Anglo-Australian giant Rio Tinto owns 66% of Oyu Tolgoi, with the government of Mongolia owning the remaining 34%. Throughout the mine's life cycle, a number of controversies have arisen to date.
Oyu-Tolgoi is located in Mongolia's South Gobi region. The project is divided into two sections: there is an open-pit mine and an underground mine. Since 2013, the open-pit mine has been producing approximately 1.5mn tonnes of copper concentrate per year. The underground mine holds 80% of the deposit's total reserves.
The underground mine will significantly increase Oyu Tolgoi's production and value. It is expected to produce approximately 3mn tonnes of copper concentrate per year, more than tripling current output. This will place Oyu Tolgoi among the top five copper mines in the world in terms of volume and profitability. The project is expected by officials to benefit Mongolia's economy and society.
However, promises in this direction were made in the past when Mongolia experienced a mining boom in early 2010. No such benefits are discernible as yet. For example, a World Bank report stated in 2020 that 27.8% of the country's citizens live under the poverty line, with 15% on the verge of falling into poverty.

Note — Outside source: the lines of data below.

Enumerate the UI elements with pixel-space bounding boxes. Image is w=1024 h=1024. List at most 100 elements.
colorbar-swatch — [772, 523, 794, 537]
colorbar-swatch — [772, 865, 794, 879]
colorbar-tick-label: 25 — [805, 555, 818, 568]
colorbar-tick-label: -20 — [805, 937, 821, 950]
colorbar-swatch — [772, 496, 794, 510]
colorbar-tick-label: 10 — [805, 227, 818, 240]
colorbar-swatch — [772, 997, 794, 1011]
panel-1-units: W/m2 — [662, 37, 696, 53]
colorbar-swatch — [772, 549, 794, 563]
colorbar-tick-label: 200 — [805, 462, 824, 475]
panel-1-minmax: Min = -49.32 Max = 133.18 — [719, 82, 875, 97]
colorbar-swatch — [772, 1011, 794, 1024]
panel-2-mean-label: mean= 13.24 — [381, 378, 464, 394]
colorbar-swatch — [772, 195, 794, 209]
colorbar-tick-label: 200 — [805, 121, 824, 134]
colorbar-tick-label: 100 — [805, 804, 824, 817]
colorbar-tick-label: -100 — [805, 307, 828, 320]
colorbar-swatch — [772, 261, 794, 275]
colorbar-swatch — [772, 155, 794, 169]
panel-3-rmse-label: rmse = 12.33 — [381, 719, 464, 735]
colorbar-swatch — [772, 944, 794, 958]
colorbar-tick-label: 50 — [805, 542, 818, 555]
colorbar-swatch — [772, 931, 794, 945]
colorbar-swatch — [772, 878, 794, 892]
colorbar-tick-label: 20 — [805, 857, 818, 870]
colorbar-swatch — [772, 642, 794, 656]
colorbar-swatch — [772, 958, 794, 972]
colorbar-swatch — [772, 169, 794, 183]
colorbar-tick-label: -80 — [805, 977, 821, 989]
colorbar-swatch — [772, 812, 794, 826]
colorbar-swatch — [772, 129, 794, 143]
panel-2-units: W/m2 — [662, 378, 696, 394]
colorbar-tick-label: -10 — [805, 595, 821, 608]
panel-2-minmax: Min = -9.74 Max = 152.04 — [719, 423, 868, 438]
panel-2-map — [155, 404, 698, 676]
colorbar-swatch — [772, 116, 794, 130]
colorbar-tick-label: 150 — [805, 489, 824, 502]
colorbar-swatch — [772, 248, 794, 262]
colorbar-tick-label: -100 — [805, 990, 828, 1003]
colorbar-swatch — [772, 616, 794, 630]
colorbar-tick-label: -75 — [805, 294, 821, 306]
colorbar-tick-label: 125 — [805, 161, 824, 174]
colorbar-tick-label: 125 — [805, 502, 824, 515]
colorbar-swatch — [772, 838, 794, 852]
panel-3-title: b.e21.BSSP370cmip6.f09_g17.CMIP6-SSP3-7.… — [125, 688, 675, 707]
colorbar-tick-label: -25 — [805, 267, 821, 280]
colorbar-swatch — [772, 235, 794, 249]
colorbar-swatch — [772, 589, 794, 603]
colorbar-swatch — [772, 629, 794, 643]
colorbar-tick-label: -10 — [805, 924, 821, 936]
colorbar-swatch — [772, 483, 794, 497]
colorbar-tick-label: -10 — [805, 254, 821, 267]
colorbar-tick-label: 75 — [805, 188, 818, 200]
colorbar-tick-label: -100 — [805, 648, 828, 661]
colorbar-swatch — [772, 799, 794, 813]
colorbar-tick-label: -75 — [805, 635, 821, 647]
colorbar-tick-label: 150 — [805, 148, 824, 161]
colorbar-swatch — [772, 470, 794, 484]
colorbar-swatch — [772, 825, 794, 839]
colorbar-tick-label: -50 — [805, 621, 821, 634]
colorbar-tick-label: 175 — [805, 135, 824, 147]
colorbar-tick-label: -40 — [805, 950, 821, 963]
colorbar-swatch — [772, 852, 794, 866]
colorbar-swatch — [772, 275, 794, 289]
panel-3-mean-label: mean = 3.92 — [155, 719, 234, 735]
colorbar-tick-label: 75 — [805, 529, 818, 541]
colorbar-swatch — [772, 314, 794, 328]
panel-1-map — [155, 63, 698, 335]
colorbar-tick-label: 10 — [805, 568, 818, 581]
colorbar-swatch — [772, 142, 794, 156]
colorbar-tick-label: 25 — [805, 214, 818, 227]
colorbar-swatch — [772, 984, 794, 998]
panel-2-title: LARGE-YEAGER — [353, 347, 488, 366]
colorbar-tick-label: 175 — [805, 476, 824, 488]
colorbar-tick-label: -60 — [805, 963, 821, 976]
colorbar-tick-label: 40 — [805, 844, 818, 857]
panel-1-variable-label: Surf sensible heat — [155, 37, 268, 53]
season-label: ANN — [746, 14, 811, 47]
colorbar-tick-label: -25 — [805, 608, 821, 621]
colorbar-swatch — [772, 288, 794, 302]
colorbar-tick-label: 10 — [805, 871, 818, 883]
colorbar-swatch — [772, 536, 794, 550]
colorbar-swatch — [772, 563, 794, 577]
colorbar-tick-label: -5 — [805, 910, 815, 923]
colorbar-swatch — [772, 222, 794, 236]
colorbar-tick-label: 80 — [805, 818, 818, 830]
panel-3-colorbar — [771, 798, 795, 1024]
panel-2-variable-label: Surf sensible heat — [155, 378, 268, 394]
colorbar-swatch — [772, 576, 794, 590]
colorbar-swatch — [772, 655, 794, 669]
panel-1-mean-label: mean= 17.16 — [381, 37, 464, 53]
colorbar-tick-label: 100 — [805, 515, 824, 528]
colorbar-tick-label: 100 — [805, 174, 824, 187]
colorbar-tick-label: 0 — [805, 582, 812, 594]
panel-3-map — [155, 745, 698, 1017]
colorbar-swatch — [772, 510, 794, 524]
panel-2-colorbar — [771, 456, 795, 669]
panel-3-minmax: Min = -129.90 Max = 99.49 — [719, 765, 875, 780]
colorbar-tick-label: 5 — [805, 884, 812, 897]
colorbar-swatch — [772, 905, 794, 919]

Nonetheless, the mine is said capable of generating approximately $5bn in annual sales and of paying into the Mongolian public purse approximately MNT 700bn (towards $200mn) in royalties each year.
Rio Tinto, the project's operator, intends to invest an additional $3bn in expanding and upgrading the facility over the next few years. Peak production is expected by 2030, when the company will be able to mine 95,000 tonnes of ore per day. Furthermore, Rio Tinto has predicted that demand for copper will rise by 25% by 2035 as a result of its use in renewable energy, electric vehicles (EVs) and digital technologies.
The mining expansion does, however, present some challenges and risks that must be carefully addressed. These include ensuring environmental sustainability, social responsibility, good governance and equitable benefit distribution, as well as effective revenue management.